SELECT min(table_list.TABLE_SCHEMA) as TABLE_SCHEMA, table_list.TABLE_NAME, min(table_list.PRIMARY_KEY) as PRIMARY_KEY, min(table_list.TYPE) AS [TYPE] FROM
(SELECT DB_NAME() AS Database_Name
,sc.name AS 'TABLE_SCHEMA'
,o.Name AS 'TABLE_NAME'
,c.Name AS 'PRIMARY_KEY'
,t.name as 'TYPE'
FROM sys.indexes i
INNER JOIN sys.index_columns ic ON i.object_id = ic.object_id AND i.index_id = ic.index_id
INNER JOIN sys.columns c ON ic.object_id = c.object_id and ic.column_id = c.column_id
INNER JOIN sys.objects o ON i.object_id = o.object_id
INNER JOIN sys.schemas sc ON o.schema_id = sc.schema_id
INNER JOIN sys.types t on c.user_type_id = t.user_type_id
WHERE i.is_primary_key = 1
UNION
SELECT DB_NAME() AS Database_Name
,sc.name AS 'TABLE_SCHEMA'
,t.name as 'TABLE_NAME'
,'PRIMARY_KEY' = 'Z_NONE'
,'TYPE' = 'z_no_primary_key'
FROM
sys.tables t
INNER JOIN sys.schemas sc ON t.schema_id = sc.schema_id
WHERE t.is_ms_shipped = 0) AS table_list
GROUP BY table_list.TABLE_NAME
The only important settings for the TriggerCopy Execute Pipeline is the array parameter we are sending to the pipeline: @activity(‘LookupTableList’).output.value
This pipeline should be built with an array parameter as a first step
The pipeline has a ForEach activity that loops on the items of the tableList array.

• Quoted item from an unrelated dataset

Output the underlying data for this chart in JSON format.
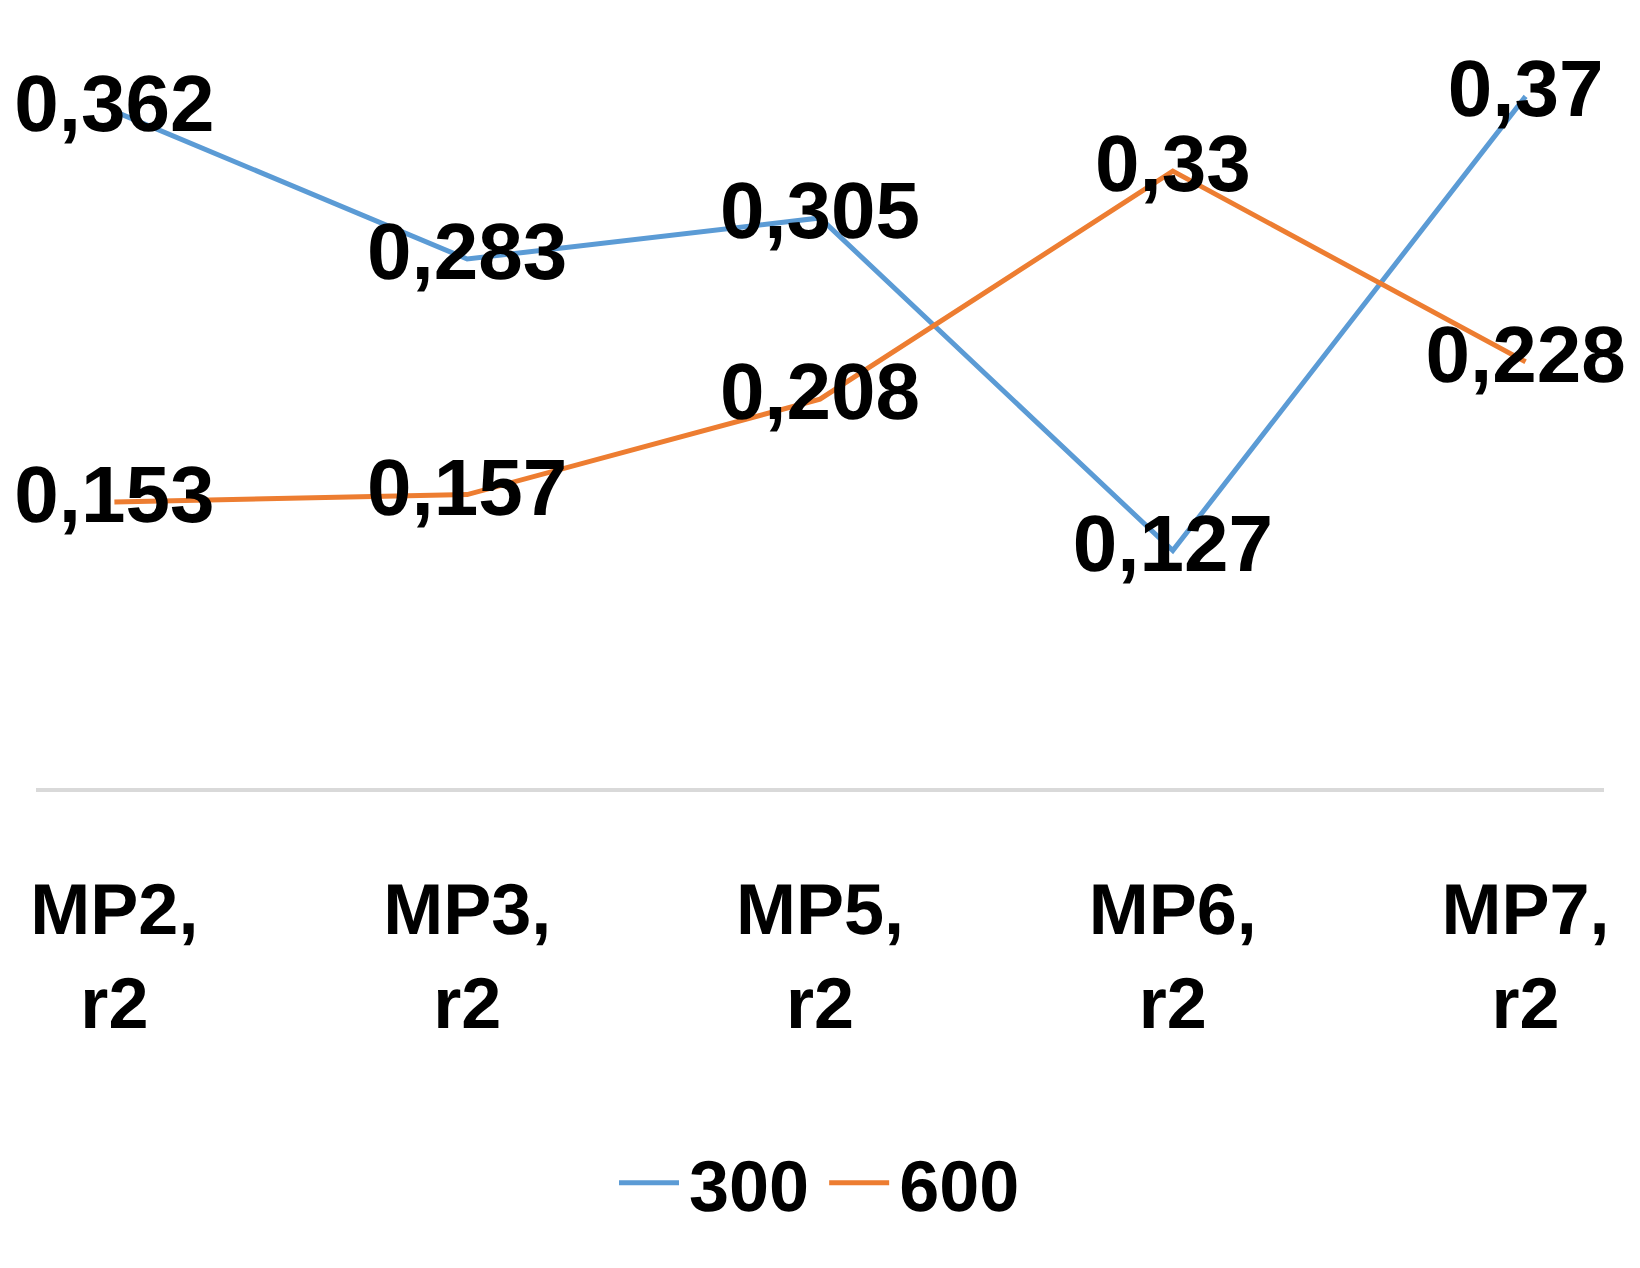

Inside the ForEach activity, we use an If Condition activity to separate partitionable data from data that has an incompatible data type.
The expression for the activity is: @or(contains(item().TYPE, ‘int’), contains(item().TYPE, ‘date’)) Which will be true if the data type is an integer or date/datetime type.
True and False will call similar activities, both call a Pipeline, the difference between them is one uses dynamic partitioning and the other doesn’t. As such for the non-partitioned pipeline you don’t have to send the PRIMARY_KEY parameter. Make sure to uncheck Wait on completion or you will not get as much concurrency.
For this we have two separate pipelines. The first uses dynamic partitioning. We need all three parameters. Also the Wait activity is to show we can have alerting/failure conditions where needed.
Settings for the Copy Activity query and Partition column name are what we need to set. Also make sure to select Dynamic Range.
The query needs to include ?AdfDynamicRangePartitionCondition or it will not work.
SELECT * FROM [@{pipeline().parameters.TABLE_SCHEMA}].[@{pipeline().parameters.TABLE_NAME}] WHERE ?AdfDynamicRangePartitionCondition
The only differences for the non-partitioned version is to remove the ?AdfDynamicRangePartitionCondition from the query and use Partition Option “none”.